Although less likely to stain the teeth than the likes of black tea, the tannins that are responsible for the staining still exist within the tea.

Can yellow teeth become white?

The short answer is yes, yellow teeth can be made whiter.

How much whiter will depend on the cause of the yellow teeth in the first place.

Diet, genetics and staining are all contributors and causes.

Take a look at the ‘how to get rid of yellow teeth‘ section of this article for more information on how yellow teeth can become white.

Can naturally yellow teeth be whitened?

Yes, they can.  Seek out professional whiting available only through a dental professional.

How to clean yellow teeth?

You clean yellow teeth just like you would any other colour teeth.  Twice a day for 2 minutes with a soft bristled toothbrush, and a fluoride based toothpaste.

Floss/clean interdental spaces at least once a day.

This tooth brushing guide can help ensure you use the right technique.

More abrasive toothpastes such as whitening pastes can help lift surface stains which might be the cause of yellowing if the desire is to clean the teeth better to lift stains.  An electric toothbrush can too clean more effectively thanks to the consistent power delivery.

How to whiten yellow teeth fast?

Book into your dental hygienist for a clean and scale to remove as much surface staining and discolouration as possible.  This is a more cost-effective option than whitening, but may not achieve the best results, depending on the cause of the yellow teeth.  Although more expensive, professional teeth whitening offered by a dental professional will offer the best results,  within just a few hours, you can have much brighter and whiter teeth.

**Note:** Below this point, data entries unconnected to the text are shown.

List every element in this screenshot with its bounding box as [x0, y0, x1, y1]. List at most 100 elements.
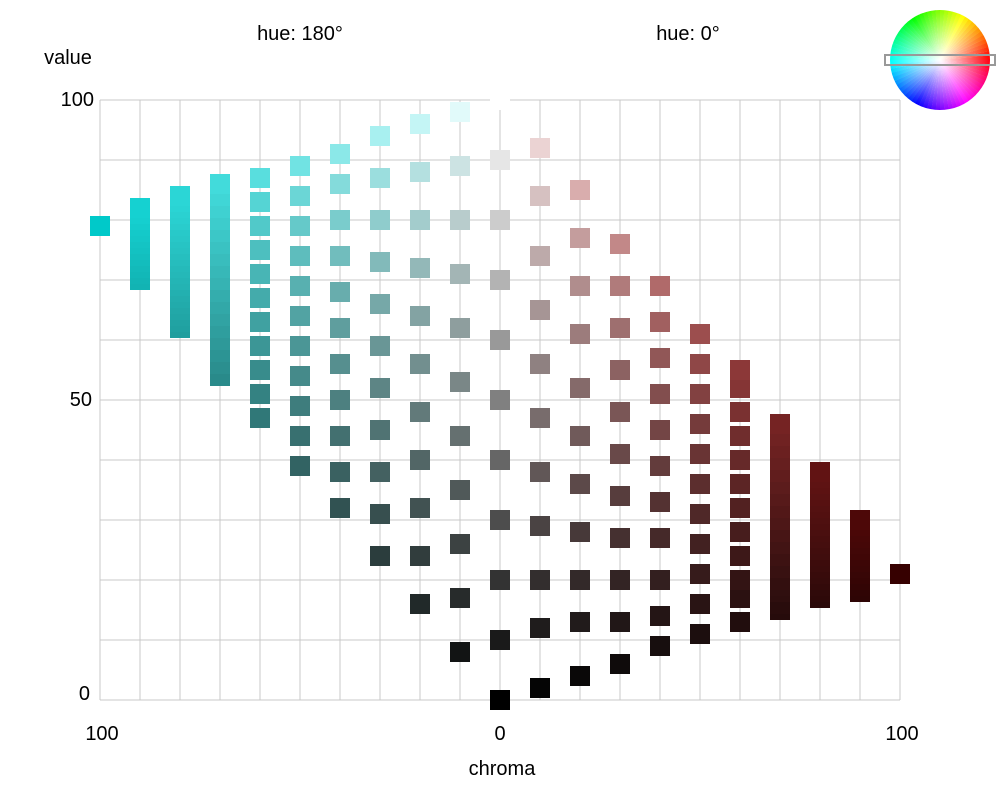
color-swatch [330, 498, 350, 518]
color-swatch [650, 528, 670, 548]
color-swatch [330, 354, 350, 374]
color-swatch [530, 618, 550, 638]
color-swatch [690, 474, 710, 494]
color-swatch [290, 186, 310, 206]
color-swatch [730, 498, 750, 518]
x-tick-label: 100 [885, 723, 918, 745]
color-swatch [410, 450, 430, 470]
color-swatch [730, 402, 750, 422]
color-swatch [730, 546, 750, 566]
color-swatch [530, 516, 550, 536]
color-swatch [530, 300, 550, 320]
color-swatch [490, 390, 510, 410]
color-swatch [250, 168, 270, 188]
color-swatch [370, 294, 390, 314]
color-swatch [410, 114, 430, 134]
color-swatch [330, 144, 350, 164]
color-swatch [730, 588, 750, 608]
color-swatch [490, 630, 510, 650]
color-swatch [330, 174, 350, 194]
color-swatch [650, 384, 670, 404]
color-swatch [330, 426, 350, 446]
color-swatch [250, 336, 270, 356]
color-swatch [370, 252, 390, 272]
color-swatch [610, 654, 630, 674]
color-swatch [530, 570, 550, 590]
hue-selection-box [884, 54, 996, 66]
color-swatch [370, 210, 390, 230]
color-swatch [450, 264, 470, 284]
color-swatch [370, 168, 390, 188]
color-swatch [250, 312, 270, 332]
color-swatch [490, 150, 510, 170]
color-swatch [690, 504, 710, 524]
color-swatch [690, 324, 710, 344]
color-swatch [730, 378, 750, 398]
color-swatch [410, 162, 430, 182]
color-swatch [250, 192, 270, 212]
color-swatch [650, 348, 670, 368]
color-swatch [450, 318, 470, 338]
color-swatch [410, 546, 430, 566]
color-swatch [410, 498, 430, 518]
color-swatch [570, 474, 590, 494]
color-swatch [410, 210, 430, 230]
color-swatch [530, 354, 550, 374]
title-left: hue: 180° [257, 23, 343, 45]
color-swatch [730, 570, 750, 590]
color-swatch [490, 330, 510, 350]
color-swatch [610, 276, 630, 296]
color-swatch [410, 258, 430, 278]
color-swatch [90, 216, 110, 236]
color-swatch [490, 450, 510, 470]
color-swatch [730, 612, 750, 632]
color-swatch [370, 504, 390, 524]
color-swatch [450, 372, 470, 392]
color-swatch [490, 690, 510, 710]
color-swatch [450, 102, 470, 122]
color-swatch [530, 246, 550, 266]
color-swatch [690, 534, 710, 554]
color-swatch [370, 378, 390, 398]
color-swatch [290, 156, 310, 176]
title-right: hue: 0° [656, 23, 720, 45]
color-swatch [210, 174, 230, 194]
color-swatch [650, 636, 670, 656]
color-swatch [250, 384, 270, 404]
color-swatch [570, 666, 590, 686]
color-swatch [530, 462, 550, 482]
color-swatch [250, 216, 270, 236]
color-swatch [570, 426, 590, 446]
color-swatch [290, 306, 310, 326]
color-swatch [290, 276, 310, 296]
x-tick-label: 100 [85, 723, 118, 745]
color-swatch [690, 624, 710, 644]
color-swatch [290, 216, 310, 236]
color-swatch [570, 612, 590, 632]
color-swatch [610, 402, 630, 422]
color-swatch [610, 570, 630, 590]
color-swatch [290, 396, 310, 416]
color-swatch [450, 588, 470, 608]
color-swatch [250, 288, 270, 308]
color-swatch [570, 180, 590, 200]
color-swatch [570, 378, 590, 398]
x-tick-label: 0 [494, 723, 505, 745]
color-swatch [570, 276, 590, 296]
color-swatch [250, 360, 270, 380]
color-swatch [730, 522, 750, 542]
color-swatch [530, 138, 550, 158]
color-swatch [650, 606, 670, 626]
color-swatch [370, 336, 390, 356]
color-swatch [730, 360, 750, 380]
color-swatch [690, 384, 710, 404]
color-swatch [570, 570, 590, 590]
color-swatch [610, 486, 630, 506]
color-swatch [290, 336, 310, 356]
color-swatch [450, 642, 470, 662]
color-swatch [450, 156, 470, 176]
color-swatch [690, 594, 710, 614]
color-swatch [570, 522, 590, 542]
y-tick-label: 100 [61, 89, 94, 111]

How to make teeth white naturally from yellow

The best natural thing you can do to make your teeth whiter is to adjust your diet and lifestyle and make sure you are cleaning your teeth regularly and effectively.

Ditch any habits like smoking and reduce tannin rich food and drink.

You can use ‘natural’ toothpastes that are free of chemicals, but more than likely just adopting a good routine is going to make a big difference.

There are many suggested natural whitening approaches, such as using bicarbonate of soda,  but few actually have much any real effect.